A new Freightos report said the collapse of the Francis Scott Key Bridge after it got hit by the container vessel Dali would likely have some regional impact as scheduled services bound for Baltimore seek alternative ports in the short term.
The 10,000 TEU container vessel Dali, operated as part of the Maersk/MSC 2M alliance on its Asia—US East Coast TP12/Empire service, was on its way out of the Port of Baltimore and heading to Colombo, Sri Lanka, when it may have suffered a loss of propulsion.
This caused it to collide with the support of the Key Bridge on March 26, leading to the bridge's collapse and several casualties.
Judah Levine, head of research at Freightos, said the Port of Baltimore handles more roll-on/roll-off volumes than any other US port, including a large share of farm equipment exports — and is likely to have an impact on vehicle transport — but is less critical in terms of container traffic.
The report cited Vespucci Maritime, which said the port handled 1.1 million TEU in 2023, which would place it outside the top ten largest N. American container ports, and would represent less than 5% of total US ocean imports last year.

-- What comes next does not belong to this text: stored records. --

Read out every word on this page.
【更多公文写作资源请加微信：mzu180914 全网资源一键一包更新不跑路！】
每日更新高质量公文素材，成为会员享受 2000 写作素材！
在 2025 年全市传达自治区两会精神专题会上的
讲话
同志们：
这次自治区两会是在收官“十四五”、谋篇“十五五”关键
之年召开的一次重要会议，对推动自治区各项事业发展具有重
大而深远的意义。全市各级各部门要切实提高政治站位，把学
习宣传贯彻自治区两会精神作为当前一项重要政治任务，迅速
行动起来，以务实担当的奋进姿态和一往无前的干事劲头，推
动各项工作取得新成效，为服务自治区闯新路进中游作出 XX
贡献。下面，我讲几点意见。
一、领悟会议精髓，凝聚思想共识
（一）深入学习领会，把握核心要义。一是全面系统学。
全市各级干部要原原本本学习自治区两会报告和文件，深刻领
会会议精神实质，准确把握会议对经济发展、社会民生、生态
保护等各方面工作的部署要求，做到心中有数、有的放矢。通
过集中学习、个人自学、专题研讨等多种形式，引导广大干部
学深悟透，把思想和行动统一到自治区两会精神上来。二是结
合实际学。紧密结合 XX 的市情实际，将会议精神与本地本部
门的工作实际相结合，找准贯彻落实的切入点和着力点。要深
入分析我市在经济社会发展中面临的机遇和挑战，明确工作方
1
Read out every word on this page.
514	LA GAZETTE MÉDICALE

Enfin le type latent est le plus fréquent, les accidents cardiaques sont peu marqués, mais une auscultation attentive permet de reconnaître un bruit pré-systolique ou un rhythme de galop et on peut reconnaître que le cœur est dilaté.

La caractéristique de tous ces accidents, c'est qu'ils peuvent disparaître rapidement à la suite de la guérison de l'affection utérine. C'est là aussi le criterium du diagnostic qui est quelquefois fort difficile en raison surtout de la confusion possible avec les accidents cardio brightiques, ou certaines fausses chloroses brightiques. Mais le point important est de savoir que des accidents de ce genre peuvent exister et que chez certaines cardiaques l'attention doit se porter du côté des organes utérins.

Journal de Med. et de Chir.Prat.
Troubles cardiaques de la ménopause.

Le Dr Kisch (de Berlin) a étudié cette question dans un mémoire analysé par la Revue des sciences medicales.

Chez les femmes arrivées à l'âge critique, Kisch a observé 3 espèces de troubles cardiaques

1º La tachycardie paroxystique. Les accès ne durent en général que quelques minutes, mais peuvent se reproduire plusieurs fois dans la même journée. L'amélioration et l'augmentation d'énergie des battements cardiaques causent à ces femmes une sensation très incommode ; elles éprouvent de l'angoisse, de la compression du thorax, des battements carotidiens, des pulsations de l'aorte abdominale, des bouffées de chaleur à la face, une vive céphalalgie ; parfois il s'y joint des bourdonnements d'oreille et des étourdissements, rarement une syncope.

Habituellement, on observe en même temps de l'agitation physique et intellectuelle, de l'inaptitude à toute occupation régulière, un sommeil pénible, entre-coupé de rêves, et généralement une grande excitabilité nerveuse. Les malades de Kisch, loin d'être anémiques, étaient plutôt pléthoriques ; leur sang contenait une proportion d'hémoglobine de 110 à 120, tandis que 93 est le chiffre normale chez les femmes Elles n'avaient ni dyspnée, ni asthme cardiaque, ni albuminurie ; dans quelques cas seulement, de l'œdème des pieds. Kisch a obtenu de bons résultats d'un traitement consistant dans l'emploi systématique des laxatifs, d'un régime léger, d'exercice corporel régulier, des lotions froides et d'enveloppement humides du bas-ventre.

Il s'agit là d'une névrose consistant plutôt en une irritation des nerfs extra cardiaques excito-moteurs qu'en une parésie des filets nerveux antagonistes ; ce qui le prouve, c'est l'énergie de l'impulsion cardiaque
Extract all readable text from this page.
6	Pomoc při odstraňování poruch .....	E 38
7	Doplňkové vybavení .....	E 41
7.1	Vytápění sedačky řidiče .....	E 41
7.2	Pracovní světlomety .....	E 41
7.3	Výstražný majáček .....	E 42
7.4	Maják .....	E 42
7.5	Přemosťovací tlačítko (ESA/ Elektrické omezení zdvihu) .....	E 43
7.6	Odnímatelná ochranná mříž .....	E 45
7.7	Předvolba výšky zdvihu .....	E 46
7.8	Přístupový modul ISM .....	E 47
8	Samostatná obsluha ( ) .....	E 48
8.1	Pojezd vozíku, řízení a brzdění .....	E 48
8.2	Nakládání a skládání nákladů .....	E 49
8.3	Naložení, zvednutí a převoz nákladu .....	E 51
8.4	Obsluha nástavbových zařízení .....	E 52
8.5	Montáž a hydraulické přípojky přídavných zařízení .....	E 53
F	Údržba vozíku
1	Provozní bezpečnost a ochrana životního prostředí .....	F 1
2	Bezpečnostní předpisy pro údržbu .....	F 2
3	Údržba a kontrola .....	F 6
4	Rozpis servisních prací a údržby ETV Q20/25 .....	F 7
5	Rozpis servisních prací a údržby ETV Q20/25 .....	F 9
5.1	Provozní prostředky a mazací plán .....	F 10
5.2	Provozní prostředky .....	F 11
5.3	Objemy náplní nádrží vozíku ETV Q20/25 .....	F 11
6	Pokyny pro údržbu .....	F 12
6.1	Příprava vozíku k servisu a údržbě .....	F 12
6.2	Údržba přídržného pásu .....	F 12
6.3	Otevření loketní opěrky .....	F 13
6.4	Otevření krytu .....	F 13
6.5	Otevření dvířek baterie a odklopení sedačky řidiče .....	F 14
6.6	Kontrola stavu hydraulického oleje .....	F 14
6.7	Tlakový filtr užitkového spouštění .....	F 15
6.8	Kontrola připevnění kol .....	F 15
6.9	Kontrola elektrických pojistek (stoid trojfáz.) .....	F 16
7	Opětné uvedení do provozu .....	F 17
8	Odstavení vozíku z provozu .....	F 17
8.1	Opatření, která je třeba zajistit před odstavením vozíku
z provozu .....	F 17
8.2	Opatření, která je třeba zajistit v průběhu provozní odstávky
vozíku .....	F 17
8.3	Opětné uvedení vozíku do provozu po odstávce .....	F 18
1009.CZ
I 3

"Shippers that normally rely on the Port of Baltimore will face the challenge of urgently finding alternatives and will also likely incur higher costs for arrangements farther away from their desired hub," Levine said.
"In the short term, there may also be some regional impact as the network adjusts to a shift of volumes to other ports," he added.
With most of Baltimore's port terminals, including its container terminals behind the collapsed bridge, containerized exports at or planning to depart from Baltimore will either need to wait until the waterway re-opens — though no timeline has been announced yet — or be rerouted by truck or rail to alternate ports in the region, likely the more major hubs like Norfolk or New York/New Jersey.
The report said exporters choosing these options could face increased trucking and rail rates as demand increases for shifts to other ports.
Meanwhile, imports on vessels with scheduled Baltimore port calls will be diverted to other ports while the closure continues. Many of these vessels — including the Dali — already make multiple East Coast calls, and so will offload Baltimore volumes at those other stops.
"More vessels arriving at alternative ports or longer port calls as vessels offload more containers could cause some congestion at those ports, meaning delays for shippers," the Freightos head of research added.
"But ocean freight is now in its slow season between Lunar New Year and peak season that typically starts in June or July. And at the moment there is no significant congestion at any of the major East Coast ports," Levine said.
He went on to note that though there could be some disruptions in the near term as the market adjusts, Baltimore's volumes should be able to be shifted to other ports without causing too much of a disruption.
"Some pull forward of peak season volumes in the coming months out of concern of possible labour disruptions at East Coast ports in Q3 could see imports stronger than they normally would be, though East Coast ports are expected to be able to handle these volumes nonetheless," Levine said.
He added that shippers concerned about possible disruptions from the Baltimore shutdown and the threat of a strike later in the year may also shift to the West Coast, but likewise, West Coast ports should be able to handle some increase in volumes.
"If some East Coast congestion develops, it could put some upward, likely temporary, pressure on Asia—US East Coast and transatlantic freight rates," Levine said.
He added that Asia—US East Coast rates are already elevated, though, more than double their level in March 2019 due to diversions away from the Red Sea.
Levine said this, however, has fallen 22% to US$5,284/FEU from their peak in February as demand has eased and carriers have made adjustments for the longer voyages. Transatlantic rates are about even with 2019 levels at US$1,659/FEU.